JIECは8月30日、内部統制に必要なログの収集、保管、分析ができるSaaS型のログ統合・証跡管理サービス「Log Shelter」を2008年4月から提供すると発表した。同サービスは中小企業など、主にSMB市場の企業を対象にしている。大企業向けにシステムインテグレーター事業を行ってきた同社が、中小企業向けのSaaSビジネスに乗り出す理由とは。
「365日24時間稼働し、高いセキュリティを備えたサービスを提供できる基盤技術が特徴だ」。JIECの常務執行役員、山菅利彦技術統括本部長は、同社が培ってきた技術に自信を見せる。同社のいう基盤技術とは、すべてのアプリケーションの土台となるシステムやデータを連携・統合するシステムを指す。
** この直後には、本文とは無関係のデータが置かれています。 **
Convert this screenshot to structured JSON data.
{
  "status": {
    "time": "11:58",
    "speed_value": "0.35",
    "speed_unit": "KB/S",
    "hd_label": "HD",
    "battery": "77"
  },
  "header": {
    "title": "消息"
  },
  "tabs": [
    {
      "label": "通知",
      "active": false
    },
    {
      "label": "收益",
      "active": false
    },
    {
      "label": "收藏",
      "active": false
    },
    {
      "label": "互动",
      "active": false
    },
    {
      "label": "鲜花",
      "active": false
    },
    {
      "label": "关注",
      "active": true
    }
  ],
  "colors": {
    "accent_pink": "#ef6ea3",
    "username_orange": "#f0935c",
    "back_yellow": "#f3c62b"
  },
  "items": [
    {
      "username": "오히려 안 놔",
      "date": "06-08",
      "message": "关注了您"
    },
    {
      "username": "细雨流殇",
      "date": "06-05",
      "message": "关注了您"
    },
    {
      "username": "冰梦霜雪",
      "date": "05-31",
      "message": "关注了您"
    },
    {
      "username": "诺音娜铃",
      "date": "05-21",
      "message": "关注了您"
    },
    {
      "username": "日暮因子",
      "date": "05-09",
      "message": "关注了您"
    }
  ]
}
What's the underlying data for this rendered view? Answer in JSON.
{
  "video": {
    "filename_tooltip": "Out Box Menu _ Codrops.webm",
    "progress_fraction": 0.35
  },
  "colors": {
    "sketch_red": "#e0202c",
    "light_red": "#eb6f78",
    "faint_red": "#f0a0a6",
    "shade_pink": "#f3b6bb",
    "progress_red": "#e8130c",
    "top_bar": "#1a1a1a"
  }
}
具体的な製品でいえば、ログ管理の「SenSage Enterprise Security Analytics」が挙げられる。
JIECがSaaS事業に進出するのは、基盤技術の転用にある。同社技術統括本部の川端卓技術部リーダーは、SaaSが社会基盤として普及するための条件に、セキュリティ面などを考慮した堅牢で柔軟なシステムを構築することを挙げた。川端氏は、「JIECは、システム構築や連携に強みを持つ。このノウハウを使うことで、企業のSaaS活用の推進に寄与できる」と説明し、「総務省は『ASP・SaaS普及促進協議会』を設立し、ASPやSaaSによる中小企業のIT化をも国策として推進している。この動きに貢献したい」と意欲を見せた。
将来の展望にも触れた。「SaaSを提供するだけではない。SaaSビジネスを展開しようとしている企業に基盤技術を提供することも考えている」と構想を示した。「セールスフォース・ドットコムなど、外部のシステムとも連携してSaaSの普及を進めていきたい。シェアを奪い合うのではなく、助け合っていく姿勢をとる」(川端氏)
基盤技術によるシステムインテグレーター事業に加え、SaaS事業を展開することで、大企業から中小企業にまでリーチをのばしたサービスを提供する。これがJIECの描く青写真だ。
SaaSの基盤技術をサービスとして提供するには、実際に、SaaS事業を展開してノウハウを蓄積する必要がある。SaaS事業としてスタートするLog Shelterには、基盤技術の転用のためのステップとも言える。
Log Shelterは、監査に必要なログの収集、保管ができる。ログを分析し、日本版SOX法に対応したリポートを出力できる。また生のログデータを10分の1、RDBMSに格納した時と比べて40分の1に圧縮できるほか、180種類以上のログフォーマットを保存する機能を備えた。「当面は、Windowsのイベントログと、シスコなどのネットワーク機器のログの収集に特化したサービスを展開する。対象となる中小企業の顧客は大規模なストレージではなく、Windows Serverなどにデータを保管してる場合が多いからだ」(川端氏)
価格は、月当たりのログ収集量と保管ログの総量による課金式をとり、初期費用65万円、月額15万円からとなる。初年度に30社の導入を見込む。